Related to the PR mentioned in the previous section, we have a Validator<T> that must implement the validate method:

pub trait Validator<T> {
    type Err: Debug + Display;

    fn validate(&self, input: &T) -> Result<(), Self::Err>;
}

However, this means if we want to validate a String we must pass a &String to validate. We cannot pass an &str. If T were an &str itself then we could use AsRef to accept a String in the signature, but the other way around doesn’t seem possible even though in the end the &str and &String are equivalent for our purposes.

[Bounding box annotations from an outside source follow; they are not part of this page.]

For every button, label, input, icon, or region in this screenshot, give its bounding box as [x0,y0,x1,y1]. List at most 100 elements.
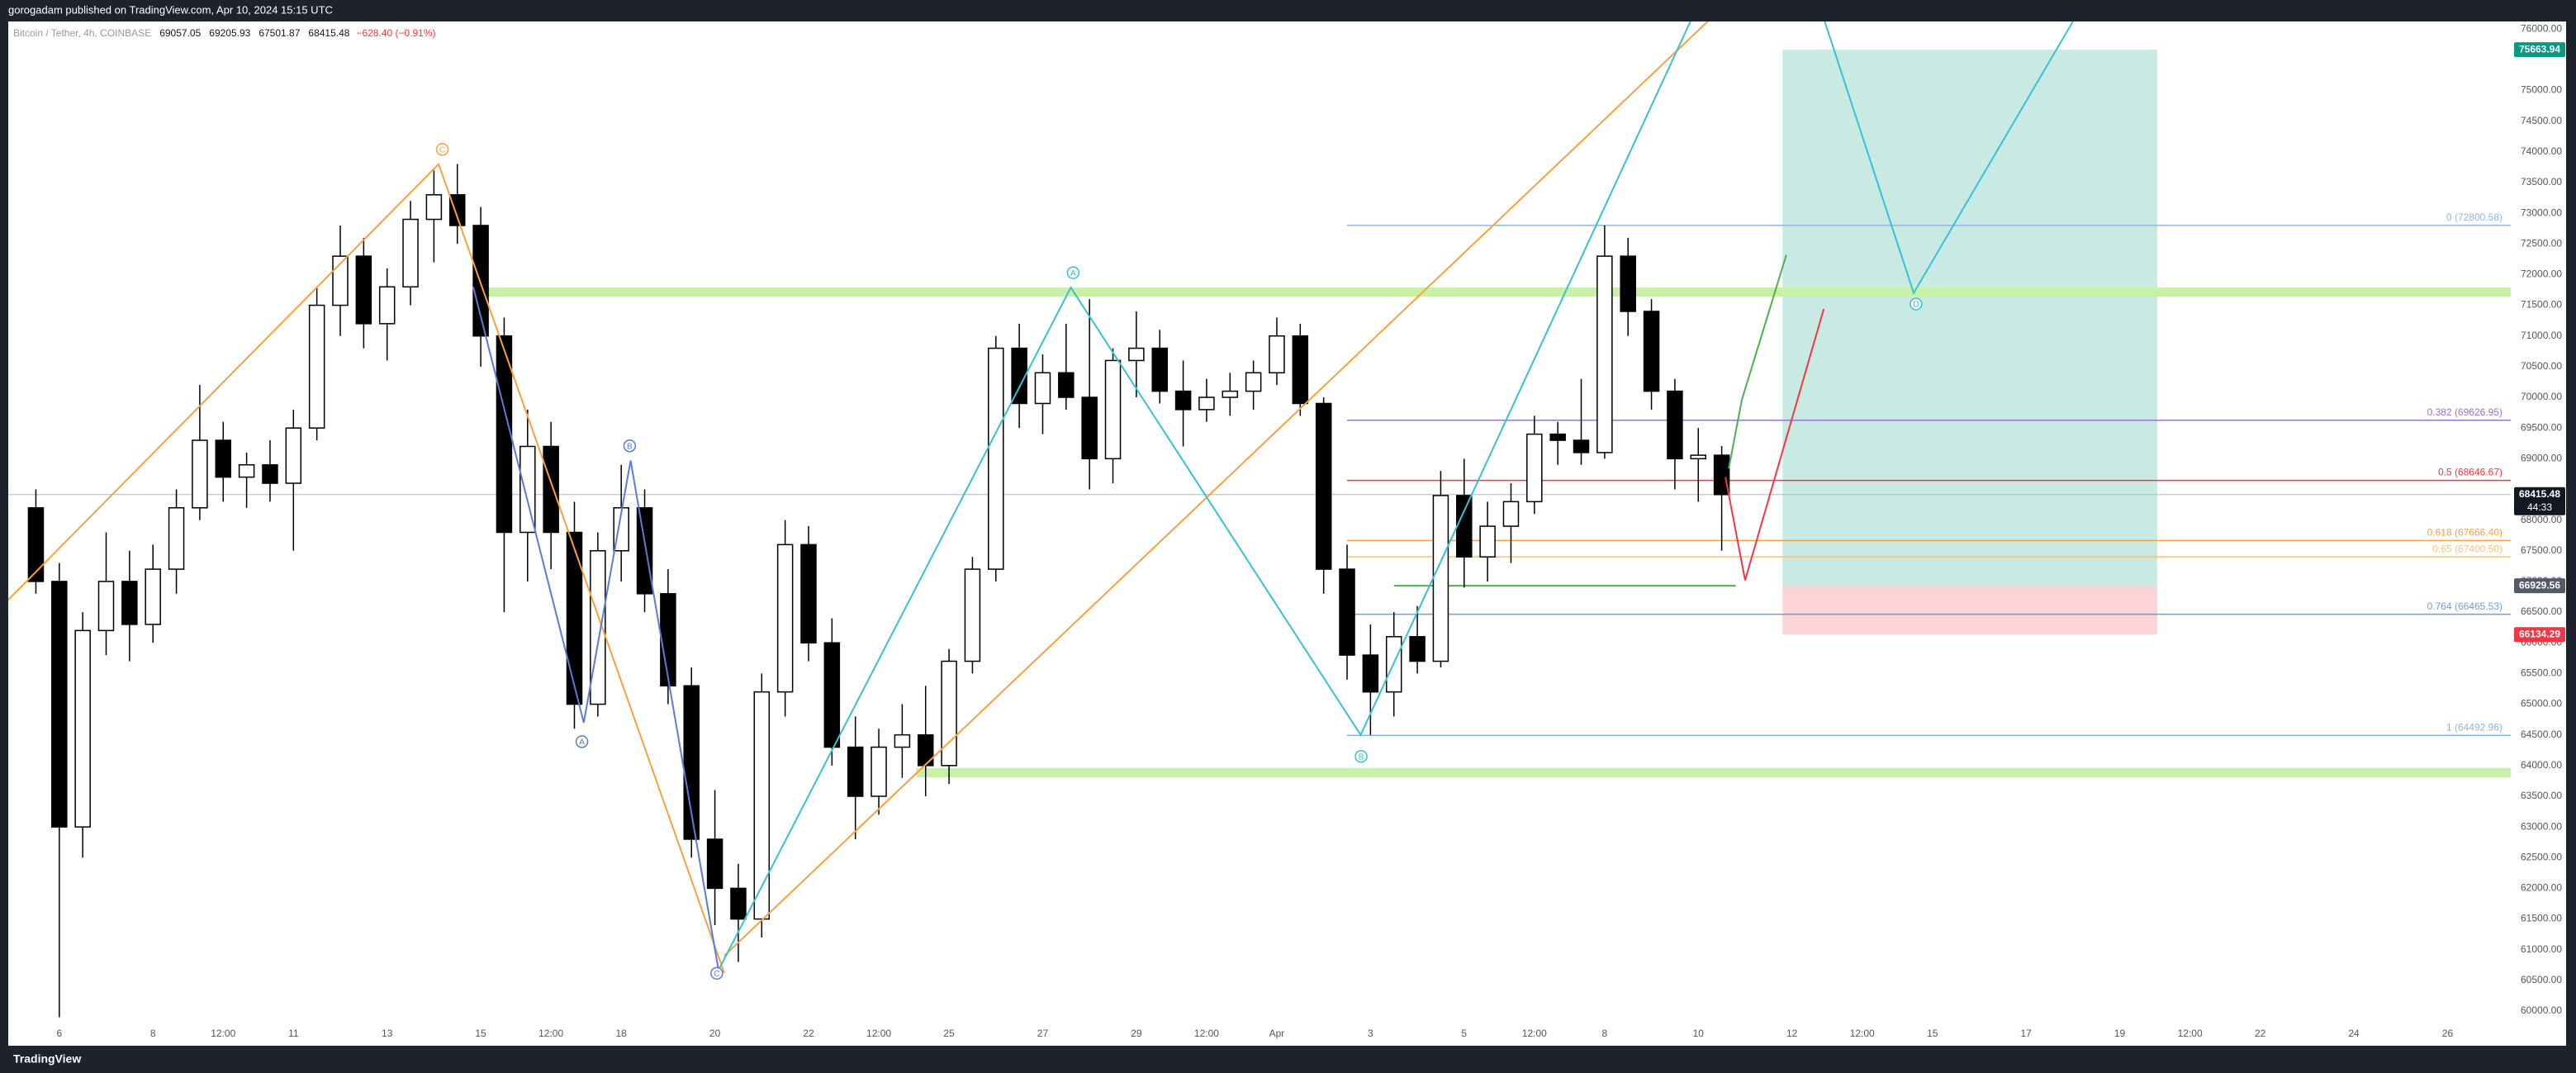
candle-body [1339,568,1355,656]
x-tick-label: 12:00 [1850,1028,1875,1039]
x-tick-label: 10 [1693,1028,1705,1039]
x-tick-label: 12:00 [866,1028,891,1039]
candle-body [496,335,513,534]
candle-body [519,445,536,534]
y-tick-label: 74500.00 [2521,115,2562,126]
candle-body [964,568,981,662]
candle-body [613,507,629,552]
candle-body [823,642,841,748]
x-tick-label: 12:00 [1194,1028,1219,1039]
x-tick-label: 15 [1927,1028,1938,1039]
candle-body [1128,347,1145,362]
ohlc-value: 69057.05 [159,27,201,39]
drawing [1724,308,1825,581]
candle-body [543,445,559,534]
candle-body [1479,525,1496,558]
y-tick-label: 65500.00 [2521,667,2562,679]
candle-body [262,463,278,484]
candle-body [800,544,817,643]
candle-body [1596,255,1613,453]
x-tick-label: 5 [1461,1028,1467,1039]
candle-body [402,218,419,288]
fib-label: 0.65 (67400.50) [2432,543,2502,554]
price-tag-label: 66929.56 [2519,579,2560,591]
candle-body [1690,454,1707,460]
y-tick-label: 69000.00 [2521,452,2562,463]
drawing [1824,21,2074,296]
x-tick-label: 12:00 [538,1028,563,1039]
change: −628.40 (−0.91%) [356,27,435,39]
plot: C A B C A B D [8,21,2511,1018]
fib-label: 0.618 (67666.40) [2427,527,2502,539]
candle-body [1362,654,1379,693]
candle-body [1315,402,1332,570]
wave-circle [1066,266,1080,279]
candle-body [917,734,934,767]
y-tick-label: 74000.00 [2521,145,2562,157]
y-tick-label: 71500.00 [2521,299,2562,311]
candle-body [238,463,255,478]
candle-body [472,225,489,337]
candle-body [1245,372,1262,392]
candle-body [1198,396,1215,411]
price-tag-label: 75663.94 [2519,43,2560,55]
x-tick-label: 22 [803,1028,814,1039]
drawing [719,21,1691,969]
candle-body [355,255,372,325]
price-tag [2514,42,2565,58]
candle-body [988,347,1004,570]
candle-body [74,629,91,828]
candle-body [753,691,771,920]
chart-area [8,21,2566,1046]
price-tag [2514,627,2565,643]
candle-body [1104,359,1122,460]
candle-body [168,507,185,570]
candle-body [1620,255,1636,312]
y-tick-label: 61000.00 [2521,943,2562,955]
candle-body [1011,347,1027,405]
x-tick-label: 12:00 [2178,1028,2203,1039]
y-tick-label: 73000.00 [2521,207,2562,218]
symbol: Bitcoin / Tether, 4h, COINBASE [13,27,151,39]
header: gorogadam published on TradingView.com, … [8,3,333,16]
candle-body [1549,433,1566,441]
candle-body [145,568,161,625]
candle-body [1269,335,1285,374]
drawing [8,162,725,974]
price-tag-label: 66134.29 [2519,628,2560,639]
candle-body [1432,495,1449,662]
candle-body [1081,396,1098,460]
drawing [723,21,1709,957]
y-tick-label: 67500.00 [2521,544,2562,556]
candle-body [121,581,138,625]
y-tick-label: 63000.00 [2521,820,2562,832]
wave-circle [435,143,449,156]
x-tick-label: 19 [2114,1028,2126,1039]
candle-body [1667,390,1683,460]
wave-label: C [714,970,719,979]
candle-body [847,746,864,797]
x-tick-label: 17 [2020,1028,2032,1039]
candle-body [1573,439,1590,453]
y-tick-label: 73500.00 [2521,176,2562,188]
y-tick-label: 75000.00 [2521,84,2562,96]
x-tick-label: 20 [709,1028,721,1039]
y-tick-label: 64500.00 [2521,729,2562,740]
candle-body [871,746,887,797]
candle-body [1151,347,1168,392]
x-tick-label: 18 [616,1028,628,1039]
candle-body [51,581,68,828]
candle-body [27,507,45,582]
overlay: Bitcoin / Tether, 4h, COINBASE 69057.05 69… [13,22,2565,1039]
x-tick-label: 13 [382,1028,393,1039]
candle-body [192,439,208,509]
candle-body [1456,495,1473,558]
candle-body [1222,390,1239,398]
wave-label: D [1913,301,1919,310]
y-tick-label: 63500.00 [2521,790,2562,801]
y-tick-label: 72500.00 [2521,237,2562,249]
y-tick-label: 70000.00 [2521,391,2562,402]
price-tag-label: 68415.48 [2519,488,2560,500]
candle-body [1292,335,1309,405]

That is, we’d like to accept any type which T could ref in to, not any type which could ref in to T (which is what AsRef<T> provides us). Perhaps there are reasons this isn’t viable and the type arguments used above should change, but it was a frustrating issue to hit as a developer.

As a side note related to AsRef, it’d be nice to introduce the syntax mentioned here.

Summary

I’ve covered a lot of different issues here, but I really wanted to emphasise my own experience in introducing Rust to a team and the common concerns that come up.

In summary, during 2021 I’d like to see:

  • Rust expand to more domains outside of systems programming (i.e. web development and data engineering).
  • Further language syntax improvements to keep Rust concise.
  • Continued improvements in IDE support (especially outside of VS Code).
  • Expanded documentation of common crates and use case examples (i.e. the Rust cookbook).

In my opinion, a major part of making this possible is making it easier for newer Rust developers to contribute to Rust itself (and major crates). For example, I have written about some issues I’ve had above and linked to some related RFCs - but I would have no idea where to start with testing implementations to solve any of those issues.

The Rust Forge is a good start for this, but I’d also love to see some worked examples of implementing features and bug fixes. For example, Jon Gjengset’s Crust of Rust series has been excellent for covering the basics of the implementations of some common Rust concepts, and it’d be great to see more blog posts focussed on making improvements to Rust itself (or major crates).

Other possibilities are to host specific training sessions for new contributors like the Veloren project has done, or to host community bug-squashing days aimed at new contributors like Arch Linux and KDE have done.

Having a larger pool of contributors would help to alleviate the workload on current maintainers, and bring a more diverse range of perspectives from different problem domains and platforms.

Overall, Rust is already in an excellent position with the most welcoming community and most comprehensive documentation that I have seen in any ecosystem. I look forward to what 2021 will bring!